2023 12 26T183822Z 1 LYNXMPEJBP0BY RTROPTP 4 MEXICO MEXICANA scaled
A plane of former state airline Mexicana de Aviacion receives a water salute before taking off from the military-run Felipe Angeles International Airport (AIFA) in Zumpango, Mexico, December 26, 2023. Mexico Presidency/Handout via REUTERS

Mexico officially relaunched the former state-owned airline, Mexicana de Aviacion, on Tuesday, unveiling plans to expand its fleet by 10 additional aircraft next year, according to government sources.

The announcement took place during President Andres Manuel Lopez Obrador’s daily press briefing, where a video showcased a Mexicana Boeing 737-800 departing from the Felipe Angeles International Airport (AIFA) north of Mexico City en route to the Tulum beach resort.

Currently managed by the Defence Ministry, Mexicana operates with three owned planes and two leased ones. However, Defence Minister Luis Cresencio Sandoval revealed plans to increase the fleet by 10 through leasing agreements in the coming year. Sandoval mentioned that the newly leased planes are expected to join the airline in the initial months of 2024.

In addition to leasing, Mexicana is engaged in discussions with Boeing for a potential order of new planes, a process that could span approximately two years for the planes to become operational. Sandoval did not disclose the specific number of aircraft Mexicana is considering acquiring from Boeing.

This strategic move marks the latest initiative by President Lopez Obrador to transfer traditionally civilian-led responsibilities, including airports, railways, natural parks, and hotels, to the armed forces.

“We need a robust institution of the Mexican state to oversee the management of all these new public works aimed at the country’s development, funded by the contributions of all Mexicans,” emphasized Lopez Obrador during the news conference.
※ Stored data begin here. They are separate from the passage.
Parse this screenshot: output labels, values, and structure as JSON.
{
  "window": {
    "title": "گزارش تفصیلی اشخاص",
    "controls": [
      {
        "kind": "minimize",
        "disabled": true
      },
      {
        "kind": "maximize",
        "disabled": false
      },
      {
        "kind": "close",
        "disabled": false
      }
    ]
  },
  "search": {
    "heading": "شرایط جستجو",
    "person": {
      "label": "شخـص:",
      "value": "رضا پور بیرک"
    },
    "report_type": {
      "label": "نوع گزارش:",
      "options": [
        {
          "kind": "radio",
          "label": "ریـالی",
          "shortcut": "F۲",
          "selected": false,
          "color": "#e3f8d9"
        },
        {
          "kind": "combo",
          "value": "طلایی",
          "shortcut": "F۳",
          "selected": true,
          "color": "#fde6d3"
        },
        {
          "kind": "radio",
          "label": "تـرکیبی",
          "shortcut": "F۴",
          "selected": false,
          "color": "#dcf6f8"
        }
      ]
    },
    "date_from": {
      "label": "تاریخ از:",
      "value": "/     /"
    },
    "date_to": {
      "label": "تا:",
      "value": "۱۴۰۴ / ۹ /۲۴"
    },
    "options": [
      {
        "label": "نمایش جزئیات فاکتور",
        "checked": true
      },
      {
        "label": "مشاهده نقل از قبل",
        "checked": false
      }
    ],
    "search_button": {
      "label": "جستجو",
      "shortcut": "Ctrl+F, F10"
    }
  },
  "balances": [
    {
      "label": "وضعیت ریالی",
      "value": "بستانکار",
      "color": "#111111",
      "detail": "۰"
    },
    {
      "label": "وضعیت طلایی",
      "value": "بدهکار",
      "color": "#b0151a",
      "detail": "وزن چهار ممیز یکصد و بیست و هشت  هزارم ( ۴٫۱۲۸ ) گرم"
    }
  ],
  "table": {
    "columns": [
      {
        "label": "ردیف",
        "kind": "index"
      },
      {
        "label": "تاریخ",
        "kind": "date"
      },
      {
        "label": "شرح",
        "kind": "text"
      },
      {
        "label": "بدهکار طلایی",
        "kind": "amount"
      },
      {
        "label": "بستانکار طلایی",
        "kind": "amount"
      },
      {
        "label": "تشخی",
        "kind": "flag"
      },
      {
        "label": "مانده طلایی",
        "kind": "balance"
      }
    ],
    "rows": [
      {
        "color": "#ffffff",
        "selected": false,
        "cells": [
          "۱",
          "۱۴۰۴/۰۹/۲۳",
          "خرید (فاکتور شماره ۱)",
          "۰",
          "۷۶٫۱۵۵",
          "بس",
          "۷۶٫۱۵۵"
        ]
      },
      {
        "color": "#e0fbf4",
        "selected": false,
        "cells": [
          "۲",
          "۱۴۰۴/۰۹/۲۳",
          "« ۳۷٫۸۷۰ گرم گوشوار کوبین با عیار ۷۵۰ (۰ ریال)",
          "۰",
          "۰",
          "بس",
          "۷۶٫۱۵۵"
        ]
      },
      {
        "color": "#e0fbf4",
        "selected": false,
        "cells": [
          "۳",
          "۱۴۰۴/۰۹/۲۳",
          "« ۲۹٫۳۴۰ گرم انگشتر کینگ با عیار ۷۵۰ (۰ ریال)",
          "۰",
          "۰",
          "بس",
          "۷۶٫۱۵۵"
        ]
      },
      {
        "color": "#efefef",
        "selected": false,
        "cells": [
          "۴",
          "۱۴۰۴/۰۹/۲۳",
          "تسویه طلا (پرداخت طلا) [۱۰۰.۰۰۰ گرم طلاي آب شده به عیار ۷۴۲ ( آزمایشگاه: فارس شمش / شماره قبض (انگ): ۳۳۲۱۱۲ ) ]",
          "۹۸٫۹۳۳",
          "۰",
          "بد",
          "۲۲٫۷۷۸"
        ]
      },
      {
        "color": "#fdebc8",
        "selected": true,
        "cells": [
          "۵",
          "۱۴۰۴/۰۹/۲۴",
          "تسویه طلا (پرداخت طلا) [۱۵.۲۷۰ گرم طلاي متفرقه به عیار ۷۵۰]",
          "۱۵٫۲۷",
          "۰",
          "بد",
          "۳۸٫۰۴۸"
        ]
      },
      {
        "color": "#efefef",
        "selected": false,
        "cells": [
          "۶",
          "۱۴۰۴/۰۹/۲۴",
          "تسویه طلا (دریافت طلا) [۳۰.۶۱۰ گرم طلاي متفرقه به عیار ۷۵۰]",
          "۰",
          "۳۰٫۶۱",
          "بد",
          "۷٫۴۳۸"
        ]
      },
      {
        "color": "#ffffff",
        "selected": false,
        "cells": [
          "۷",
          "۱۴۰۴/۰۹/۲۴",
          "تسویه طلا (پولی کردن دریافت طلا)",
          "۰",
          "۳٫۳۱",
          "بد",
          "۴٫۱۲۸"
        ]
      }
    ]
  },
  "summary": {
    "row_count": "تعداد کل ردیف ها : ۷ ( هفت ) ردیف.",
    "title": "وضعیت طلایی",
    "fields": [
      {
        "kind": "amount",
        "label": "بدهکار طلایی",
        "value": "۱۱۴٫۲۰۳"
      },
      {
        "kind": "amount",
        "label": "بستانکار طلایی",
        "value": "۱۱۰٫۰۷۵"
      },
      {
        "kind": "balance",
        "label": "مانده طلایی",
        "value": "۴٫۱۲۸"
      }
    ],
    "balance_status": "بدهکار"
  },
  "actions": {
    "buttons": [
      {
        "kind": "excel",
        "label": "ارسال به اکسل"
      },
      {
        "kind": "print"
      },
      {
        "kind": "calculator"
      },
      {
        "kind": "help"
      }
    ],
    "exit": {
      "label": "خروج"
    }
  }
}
Mexicana will operate its flights from the military-operated AIFA, which was inaugurated by Lopez Obrador in the previous year. The airline, which faced bankruptcy in 2010 after privatization, is part of the president’s commitment to revitalize it, providing affordable travel options. In August, the government acquired the Mexicana brand for $48 million, and recently, a company under the Defence Ministry took control of four additional local airports, supplementing the seven it already manages.